To forestall Charles from taking precipitate action to retire early Jane turned her attention to Elizabeth. The more she looked at Elizabeth the more Jane thought that she might have been premature in worrying about Elizabeth and back talk. Elizabeth looked dull, drab, dreary – where was her lustre, her gloss, her sparkle? Had the constraints put on a companion turned her into a drudge? And was despair for her future making her act as she was? Elizabeth was flirting with Mr. Darcy. No, that was too mild, Elizabeth was throwing herself at Mr. Darcy. She made Caroline's campaign for Mr. Darcy's hand look to be the epitome of subtlety. That would not do. For Jane's plan to work she needed Elizabeth to be the impertinent Elizabeth of old. In moderation of course.

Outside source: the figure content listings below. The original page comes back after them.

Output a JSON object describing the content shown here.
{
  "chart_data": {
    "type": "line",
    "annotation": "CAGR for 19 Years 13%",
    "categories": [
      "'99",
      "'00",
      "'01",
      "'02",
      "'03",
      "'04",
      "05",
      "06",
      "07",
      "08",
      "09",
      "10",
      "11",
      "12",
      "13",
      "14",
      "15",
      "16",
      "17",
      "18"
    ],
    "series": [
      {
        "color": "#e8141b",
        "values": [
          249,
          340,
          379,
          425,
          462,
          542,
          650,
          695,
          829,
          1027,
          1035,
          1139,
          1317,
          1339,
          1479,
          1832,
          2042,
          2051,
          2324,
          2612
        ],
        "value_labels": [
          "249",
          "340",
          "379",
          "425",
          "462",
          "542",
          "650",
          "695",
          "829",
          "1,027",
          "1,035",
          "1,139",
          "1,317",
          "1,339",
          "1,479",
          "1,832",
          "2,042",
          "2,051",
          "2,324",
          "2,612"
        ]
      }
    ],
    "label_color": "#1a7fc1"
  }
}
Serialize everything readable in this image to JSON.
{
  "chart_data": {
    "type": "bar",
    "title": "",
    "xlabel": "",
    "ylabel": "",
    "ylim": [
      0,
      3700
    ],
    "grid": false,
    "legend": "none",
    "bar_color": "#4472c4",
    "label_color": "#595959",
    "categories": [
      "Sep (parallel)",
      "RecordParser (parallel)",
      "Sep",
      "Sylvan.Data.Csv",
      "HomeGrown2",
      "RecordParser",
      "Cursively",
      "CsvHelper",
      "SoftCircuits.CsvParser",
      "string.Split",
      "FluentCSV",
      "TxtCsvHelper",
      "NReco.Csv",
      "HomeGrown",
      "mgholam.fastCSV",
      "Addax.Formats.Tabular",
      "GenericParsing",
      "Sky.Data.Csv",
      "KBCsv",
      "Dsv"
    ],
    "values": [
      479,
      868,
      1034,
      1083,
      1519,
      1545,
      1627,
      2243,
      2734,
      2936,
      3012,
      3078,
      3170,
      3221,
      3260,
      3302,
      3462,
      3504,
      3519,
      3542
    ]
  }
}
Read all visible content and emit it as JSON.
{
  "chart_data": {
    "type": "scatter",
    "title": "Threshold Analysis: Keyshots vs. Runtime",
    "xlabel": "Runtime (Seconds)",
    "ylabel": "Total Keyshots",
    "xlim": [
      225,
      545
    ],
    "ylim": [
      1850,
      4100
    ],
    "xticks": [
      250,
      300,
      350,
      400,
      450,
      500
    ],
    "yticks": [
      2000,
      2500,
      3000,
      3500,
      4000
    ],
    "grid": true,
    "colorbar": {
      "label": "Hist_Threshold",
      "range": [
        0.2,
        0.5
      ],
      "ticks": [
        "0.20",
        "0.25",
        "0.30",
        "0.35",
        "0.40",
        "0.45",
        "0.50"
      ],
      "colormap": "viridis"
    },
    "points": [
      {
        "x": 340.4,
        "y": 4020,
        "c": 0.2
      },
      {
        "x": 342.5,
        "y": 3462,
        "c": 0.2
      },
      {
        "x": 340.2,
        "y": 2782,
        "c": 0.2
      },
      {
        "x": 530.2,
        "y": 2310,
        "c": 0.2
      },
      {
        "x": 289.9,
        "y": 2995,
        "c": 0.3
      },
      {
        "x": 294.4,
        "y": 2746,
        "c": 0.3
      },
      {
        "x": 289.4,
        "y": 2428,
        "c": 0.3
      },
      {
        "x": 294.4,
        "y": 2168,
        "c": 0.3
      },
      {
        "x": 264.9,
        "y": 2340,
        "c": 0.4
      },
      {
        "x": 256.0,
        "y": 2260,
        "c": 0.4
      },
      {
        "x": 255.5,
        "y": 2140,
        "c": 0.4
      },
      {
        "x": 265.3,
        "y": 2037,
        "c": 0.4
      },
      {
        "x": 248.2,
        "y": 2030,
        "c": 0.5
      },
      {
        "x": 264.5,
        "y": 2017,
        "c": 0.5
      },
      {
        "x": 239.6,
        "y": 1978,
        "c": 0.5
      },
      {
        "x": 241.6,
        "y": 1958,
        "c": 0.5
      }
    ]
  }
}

Mr. Darcy, seated to the right of Jane, and to the left of Elizabeth, seemed bemused by Elizabeth's simpering and her admiring looks worthy of a spaniel. During his time in Hertfordshire Mr. Darcy had developed a tendre for Elizabeth. Jane knew it. Charlotte knew it. Certainly, Caroline knew it, to the point where Jane was convinced that Caroline was contemplating violence at the Netherfield ball when Mr. Darcy had asked Elizabeth to dance. Elizabeth had not known it, notwithstanding her self-styled status as a studier of character – and in her ignorance she had continued to flail Mr. Darcy with her impertinence. Charles had told Jane that when Caroline had characterized Elizabeth as exhibiting 'an abominable sort of conceited independence, a most country-town indifference to decorum' and suggested that Mr. Darcy's admiration of Elizabeth's fine eyes (Charles had told Jane about that compliment as well) should be thereby lessened, Mr. Darcy had replied to the contrary, saying he thought 'they were brightened by the exercise.' Jane was convinced that Mr. Darcy had been attracted to Elizabeth because of, not in spite of, the way Elizabeth had treated him Hertfordshire; which was the exact opposite of the way she was treating him now. Flirting had not worked for Caroline; Jane could not see it working for Elizabeth. Mr. Darcy still felt something for Elizabeth; it was obvious in the soft looks he gave her. When he had addressed the congregation after Elizabeth jilted him, Mr. Darcy said he would have been happy to marry Elizabeth. Jane thought that, even after all the ignominy of being jilted, Mr. Darcy would still be happy to marry Elizabeth. The old Elizabeth, that is, the one he knew in Hertfordshire, and based what Charlotte had told her, the one he knew in Kent. This new Elizabeth, this flirtatious Elizabeth, would drive him away; and that would wreck her plan. Which would not do. Something must be done.

Jane stood and said "If you ladies would follow me to the drawing room, we leave the gentlemen to their port and cigars."